Ahhh, feel that? Recognize the sensation? Feeling returning to your fingers and toes.

We forgot that, poor Floridians that we are. Unaccustomed to brutal winter weather. Polar vortexes? That sounds like something we order from an ice cream truck. Cool. Refreshing. Summer.

Not something that fries our yards. Freezes our pipes. Forces us to bundle up in whatever is available — “Will anyone look at me funny if I wear this Christmas tree skirt around my neck?”

My bird bath looked like a skating rink for squirrels.

Thick ice in a bird bath!?! Come on, it’s Florida. Not Wisconsin.

There were icicles hanging from the fountain in the Flagler College courtyard. I get frost bite just thinking about that.

This shouldn’t happen here. It shouldn’t be ALLOWED to happen here. It’s not fair. The rest of the country can go south for warm weather. Here in Florida we’ve run out of real estate. We have nowhere to snowbird. We’re not even allowed in Cuba.

Last week I took the family to Disney. A cold front blew in that night, and throughout the morning the Orlando temperature kept dropping. Forty-five degrees. Forty-four. Finally, 43 degrees. With the wind chill it was 36. Since it’s the Magic Kingdom, that cost extra.

I’ve never experienced Disney on such a cold day. People wrapped themselves in Mickey Mouse blankets like monks or frozen zombies. A Japanese tourist walked into a store, pointed to his feet and said, “Socks? You sell?” My family spent the day playing “count the tourists wearing flip-flops.” I racked up 15.

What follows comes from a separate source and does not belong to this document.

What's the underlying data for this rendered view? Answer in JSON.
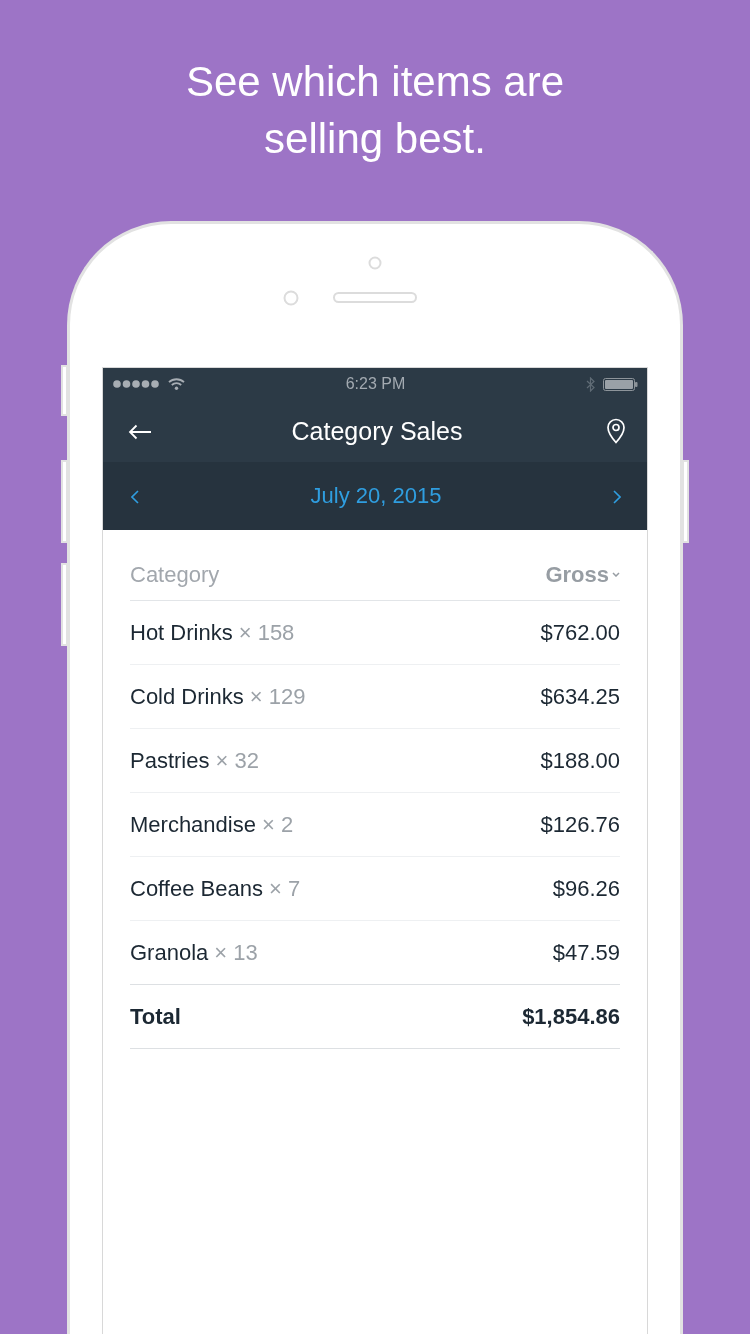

Silly tourists! Not realizing Florida gets cold.

Or maybe not. Maybe that was summer to them. Coming from minus-20 degrees, this is child’s play. Light jacket weather. Not even a brisk fall day. Meanwhile, the three of us were huddled together on the PeopleMover, wondering if we could find enough wood to build a fire.

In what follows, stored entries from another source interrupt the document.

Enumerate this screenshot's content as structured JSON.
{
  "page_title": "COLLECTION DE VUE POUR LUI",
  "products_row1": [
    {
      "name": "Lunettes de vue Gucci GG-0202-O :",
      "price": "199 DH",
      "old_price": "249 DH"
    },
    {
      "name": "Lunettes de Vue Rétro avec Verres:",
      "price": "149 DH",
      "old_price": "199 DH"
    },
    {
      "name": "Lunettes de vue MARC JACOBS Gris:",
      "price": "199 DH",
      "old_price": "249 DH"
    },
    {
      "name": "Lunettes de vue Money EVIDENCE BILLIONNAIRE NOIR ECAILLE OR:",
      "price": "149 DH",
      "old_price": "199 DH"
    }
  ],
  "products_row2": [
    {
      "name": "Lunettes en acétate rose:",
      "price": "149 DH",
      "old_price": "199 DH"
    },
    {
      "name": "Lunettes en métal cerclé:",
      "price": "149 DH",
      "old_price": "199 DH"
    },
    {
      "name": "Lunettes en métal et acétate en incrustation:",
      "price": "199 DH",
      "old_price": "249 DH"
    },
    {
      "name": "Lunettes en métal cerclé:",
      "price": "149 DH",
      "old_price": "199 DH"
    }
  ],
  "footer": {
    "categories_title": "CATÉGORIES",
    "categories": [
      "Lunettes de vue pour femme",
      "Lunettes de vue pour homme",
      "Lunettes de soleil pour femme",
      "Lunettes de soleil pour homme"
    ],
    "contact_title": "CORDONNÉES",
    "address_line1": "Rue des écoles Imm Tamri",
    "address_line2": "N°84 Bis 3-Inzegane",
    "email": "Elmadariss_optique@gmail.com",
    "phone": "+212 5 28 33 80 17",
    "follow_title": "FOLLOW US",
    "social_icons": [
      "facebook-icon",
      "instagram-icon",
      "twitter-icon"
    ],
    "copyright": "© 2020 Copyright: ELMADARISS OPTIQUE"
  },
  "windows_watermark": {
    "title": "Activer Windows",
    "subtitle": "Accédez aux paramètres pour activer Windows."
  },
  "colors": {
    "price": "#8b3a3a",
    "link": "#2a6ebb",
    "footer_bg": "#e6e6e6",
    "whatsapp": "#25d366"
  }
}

At the hotel we watched a father walk his son inside from the pool, wrapped in a towel. “That’s irresponsible,” my wife said.

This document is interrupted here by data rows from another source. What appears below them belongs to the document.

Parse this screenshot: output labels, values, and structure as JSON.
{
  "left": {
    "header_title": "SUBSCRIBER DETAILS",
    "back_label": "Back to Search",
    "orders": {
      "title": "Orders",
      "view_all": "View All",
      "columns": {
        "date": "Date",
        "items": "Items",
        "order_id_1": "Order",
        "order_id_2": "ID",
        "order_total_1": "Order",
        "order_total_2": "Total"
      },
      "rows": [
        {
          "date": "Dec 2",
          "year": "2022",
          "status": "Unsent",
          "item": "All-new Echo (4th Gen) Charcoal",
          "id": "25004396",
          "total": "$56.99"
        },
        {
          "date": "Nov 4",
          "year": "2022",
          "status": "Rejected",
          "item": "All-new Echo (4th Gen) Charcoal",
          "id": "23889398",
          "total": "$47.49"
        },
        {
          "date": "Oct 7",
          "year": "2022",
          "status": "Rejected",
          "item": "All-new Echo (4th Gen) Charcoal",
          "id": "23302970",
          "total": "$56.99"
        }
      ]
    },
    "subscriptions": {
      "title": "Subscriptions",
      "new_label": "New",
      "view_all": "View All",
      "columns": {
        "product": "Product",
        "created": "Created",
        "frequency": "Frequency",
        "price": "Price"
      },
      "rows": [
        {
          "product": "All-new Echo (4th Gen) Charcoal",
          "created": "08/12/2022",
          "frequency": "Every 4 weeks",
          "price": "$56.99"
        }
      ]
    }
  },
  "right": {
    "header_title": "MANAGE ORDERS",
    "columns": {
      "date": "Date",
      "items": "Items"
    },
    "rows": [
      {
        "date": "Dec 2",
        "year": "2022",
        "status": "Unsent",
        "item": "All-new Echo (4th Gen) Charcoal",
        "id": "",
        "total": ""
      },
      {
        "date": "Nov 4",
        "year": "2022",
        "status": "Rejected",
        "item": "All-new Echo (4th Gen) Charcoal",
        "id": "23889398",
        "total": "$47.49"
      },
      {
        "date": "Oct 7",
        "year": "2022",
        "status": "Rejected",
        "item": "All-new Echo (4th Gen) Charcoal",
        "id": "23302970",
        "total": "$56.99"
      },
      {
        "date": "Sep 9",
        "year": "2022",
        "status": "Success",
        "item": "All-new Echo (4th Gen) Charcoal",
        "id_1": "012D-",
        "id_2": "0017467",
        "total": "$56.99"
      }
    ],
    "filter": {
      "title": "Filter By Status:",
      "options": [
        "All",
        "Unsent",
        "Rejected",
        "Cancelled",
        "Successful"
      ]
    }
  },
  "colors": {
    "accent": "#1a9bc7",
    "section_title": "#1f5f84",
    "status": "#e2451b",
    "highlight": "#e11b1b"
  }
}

“Yeah,” I thought. “Kid is probably over-heating in that towel.”

It’s all relative. We Floridians were freezing. Those northerners were putting on sunblock.

So as the tingling in my fingers and toes signals that feeling is returning — and that the warmth is on the way — I’m thankful we only had to weather a day or two of this. That it’s back to normal again. That we can all go outside and buy a Polar Vortex from the ice cream man, the way it was meant to be in Florida. A place where no one should ever have to buy socks at Disney World!